Unser menschliches Auge liebt malerische Landschaften, romantische Felsen und beeindruckende Berge. Wir lieben unsere Hunde, aber verachten das Leben von Milliarden von Schweinen, die wir in Pflege halten. Wir sehen nicht den Wert von trockenem Grasland oder nassen Mooren, aber umarmen Bäume. Wir sind bereit, für das Überleben von Walen zu töten, aber schreddern täglich Milliarden männlicher Hühner.
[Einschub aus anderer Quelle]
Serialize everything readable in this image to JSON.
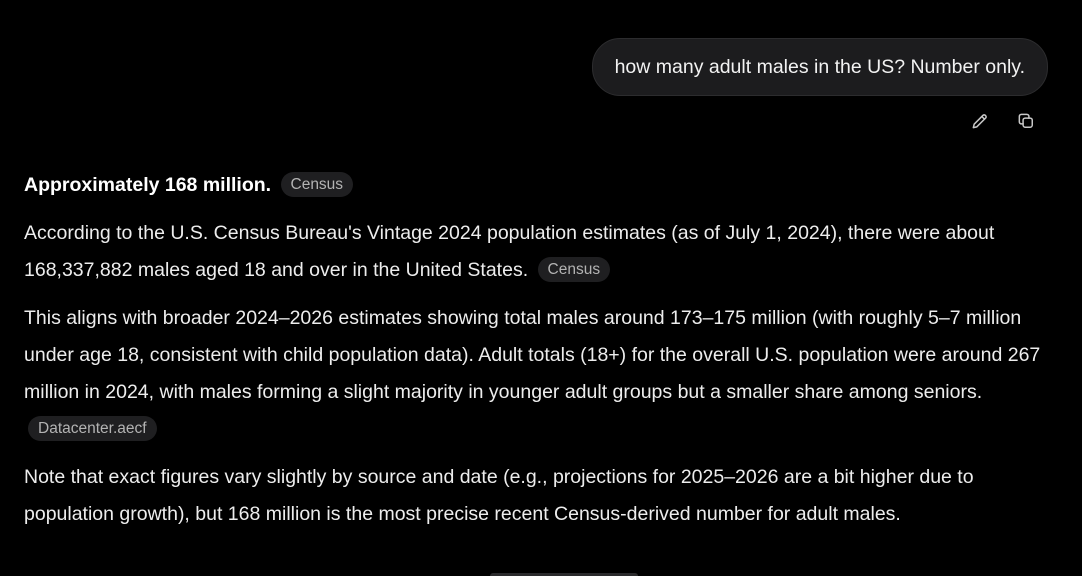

Wir haben eine sehr unwissenschaftliche Sicht der Dinge; unser Bauchgefühl führt uns oft schwer in die Irre. Und als ob das nicht schon schlimm genug wäre, kommen noch unser Konkurrenzdenken und die furchtbare Philosophie des Nullsummenspiels aus der Steinzeit hinzu. Damit im Gepäck wollen wir Gutes tun und die Natur schützen. Wir sagen, es heißt wir oder sie (die Natur). Wir glauben, dass konsequenter Schutz das Unrecht beheben wird, das wir über die Welt gebracht haben. Wir glauben, je weniger Menschen, desto besser. Wir gehen sogar so weit, dass wir uns einreden, der Planet wäre ohne uns besser dran. Ich habe diesen Satz schon oft gehört und gelesen, Sie sicher auch.
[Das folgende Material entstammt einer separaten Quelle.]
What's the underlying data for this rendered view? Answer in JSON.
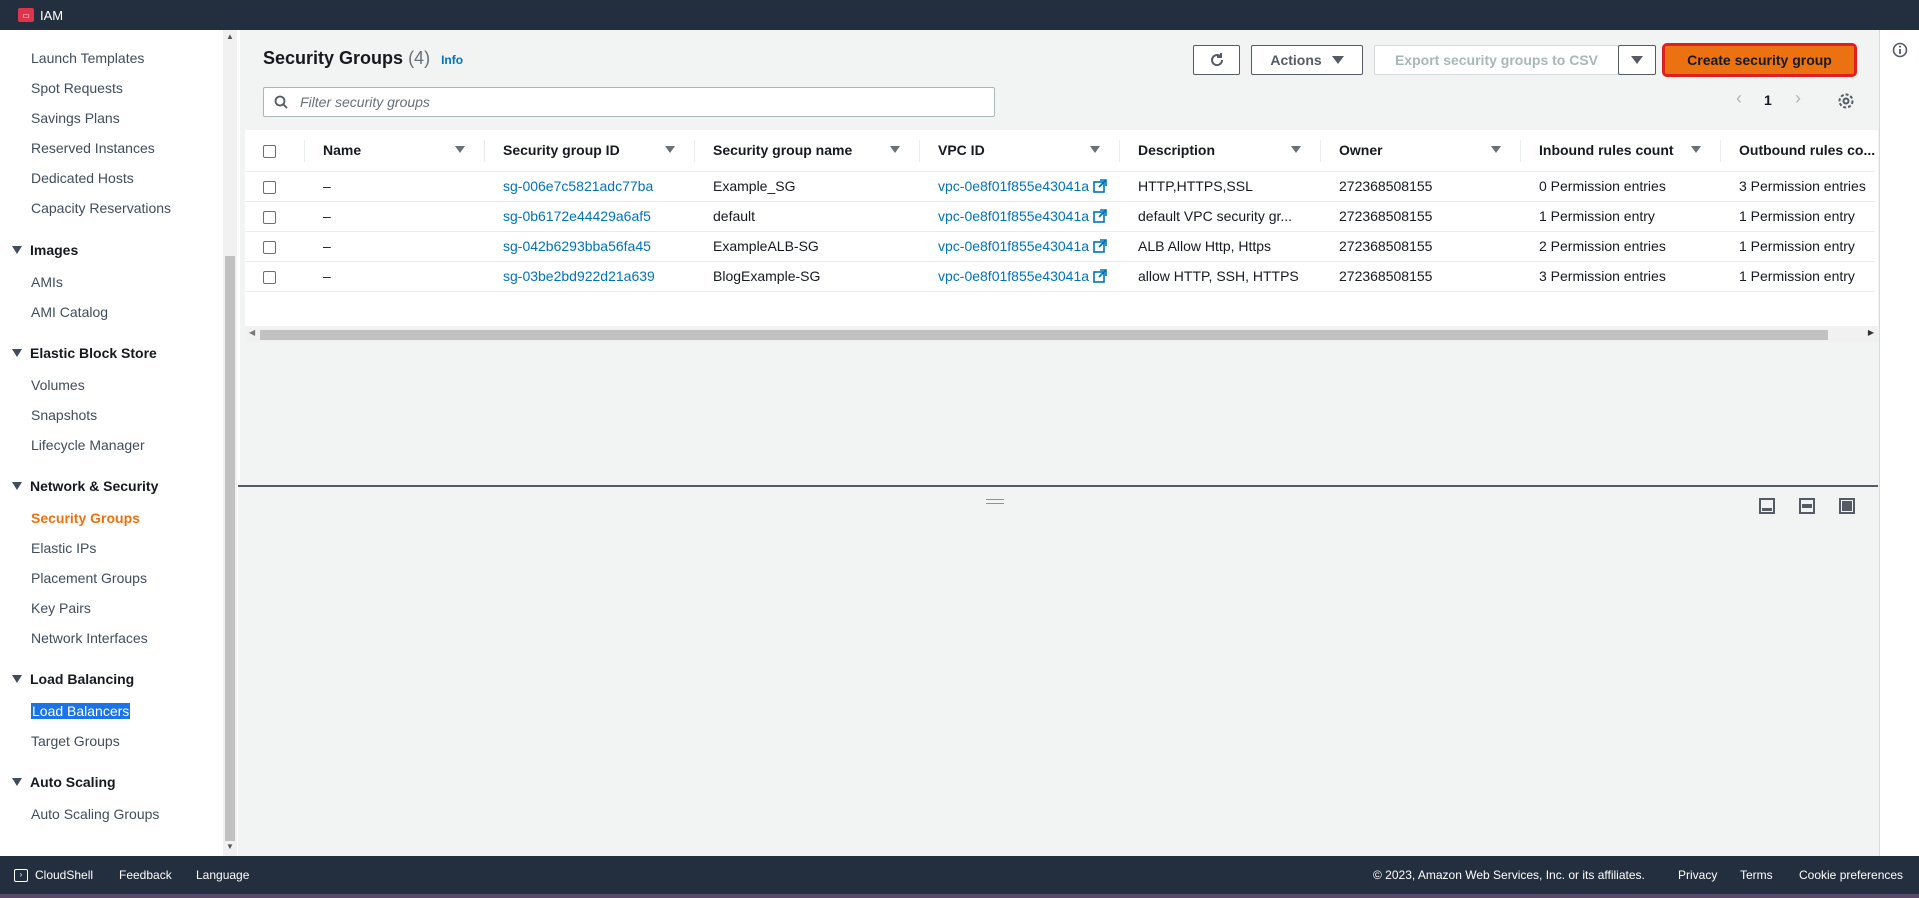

Das Gefühl, dass die Natur geschützt werden muss, geht an der Sache vorbei, weil es auf der fiktiven Idee aufbaut, dass Mensch und Natur (mit Flora und Fauna) in einem problematischen Duopol existieren. Das ist falsch. Wir sind ein Teil der Natur. Wir sind Teil der Fauna: kein Othering, keine Polarisierung, kein Duopol. Wir brauchen die Flora und die anderen Tiere, um zu überleben, wie jedes andere Tier auch. Wenn wir das akzeptieren würden, würden wir einen großen Schritt in die richtige Richtung machen. Wir würden verstehen, dass die Beziehung zwischen Mensch und Natur kein Nullsummenspiel ist. Wir würden begreifen, dass die Natur (im Sinne von Lebensräumen), die wir weithin missbraucht haben, die mehr als oft in schlechtem Zustand ist, die in vielen Fällen aufgehört hat, Heimat einer vielfältigen Flora und Fauna zu sein, genau das ist: krank. So wie wir es sind, wenn wir uns mit dem Coronavirus infizieren und an Covid-19 leiden.
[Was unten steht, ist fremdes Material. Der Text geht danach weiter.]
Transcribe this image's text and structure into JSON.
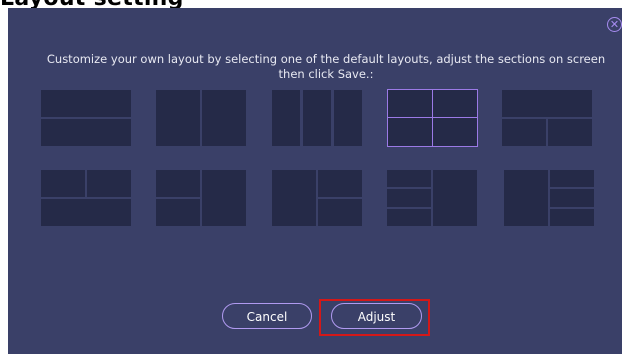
{
  "header_fragment": "Layout setting",
  "dialog": {
    "instructions": "Customize your own layout by selecting one of the default layouts, adjust the sections on screen then click Save.:",
    "close_icon": "close-circle-icon",
    "accent_color": "#9b7ae6",
    "layouts": [
      {
        "name": "layout-two-rows",
        "selected": false
      },
      {
        "name": "layout-two-columns",
        "selected": false
      },
      {
        "name": "layout-three-columns",
        "selected": false
      },
      {
        "name": "layout-grid-2x2",
        "selected": true
      },
      {
        "name": "layout-top-wide-bottom-two",
        "selected": false
      },
      {
        "name": "layout-top-two-bottom-wide",
        "selected": false
      },
      {
        "name": "layout-left-two-right-tall",
        "selected": false
      },
      {
        "name": "layout-left-tall-right-two",
        "selected": false
      },
      {
        "name": "layout-left-three-right-tall",
        "selected": false
      },
      {
        "name": "layout-left-tall-right-three",
        "selected": false
      }
    ],
    "buttons": {
      "cancel_label": "Cancel",
      "adjust_label": "Adjust"
    }
  }
}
Deshalb schlage ich vor, dass wir aufhören, über den Schutz der Natur zu reden, sondern anfangen, über die Heilung der Natur zu reden. Wir sollten verstehen, dass die Natur ein lebender Organismus von außerordentlicher Komplexität ist. Wie jeder andere Organismus hat die Natur Gesundheit, zumindest aus unserer menschlichen wissenschaftlichen Perspektive (die die einzig verfügbare ist, siehe 3. oben). In einem eigennützigen Akt sollte es unsere vordringlichste Aufgabe sein, die Gesundheit der Natur zu erhalten und die Natur zu heilen, wenn es nötig ist. So wie es Ärzte tun. Auf der Basis der Wissenschaft. Wir waren im letzten Jahrhundert ungeheuer erfolgreich darin, uns selbst zu heilen, und zwar in atemberaubendem Tempo. Warum sollten wir dieses Konzept nicht auf die Natur und unsere Umwelt anwenden?
Die Natur einzusperren und sie im Stich zu lassen, in der Hoffnung, sich ausschließlich auf Selbstheilungseffekte zu verlassen, scheint eine seltsame Idee zu sein.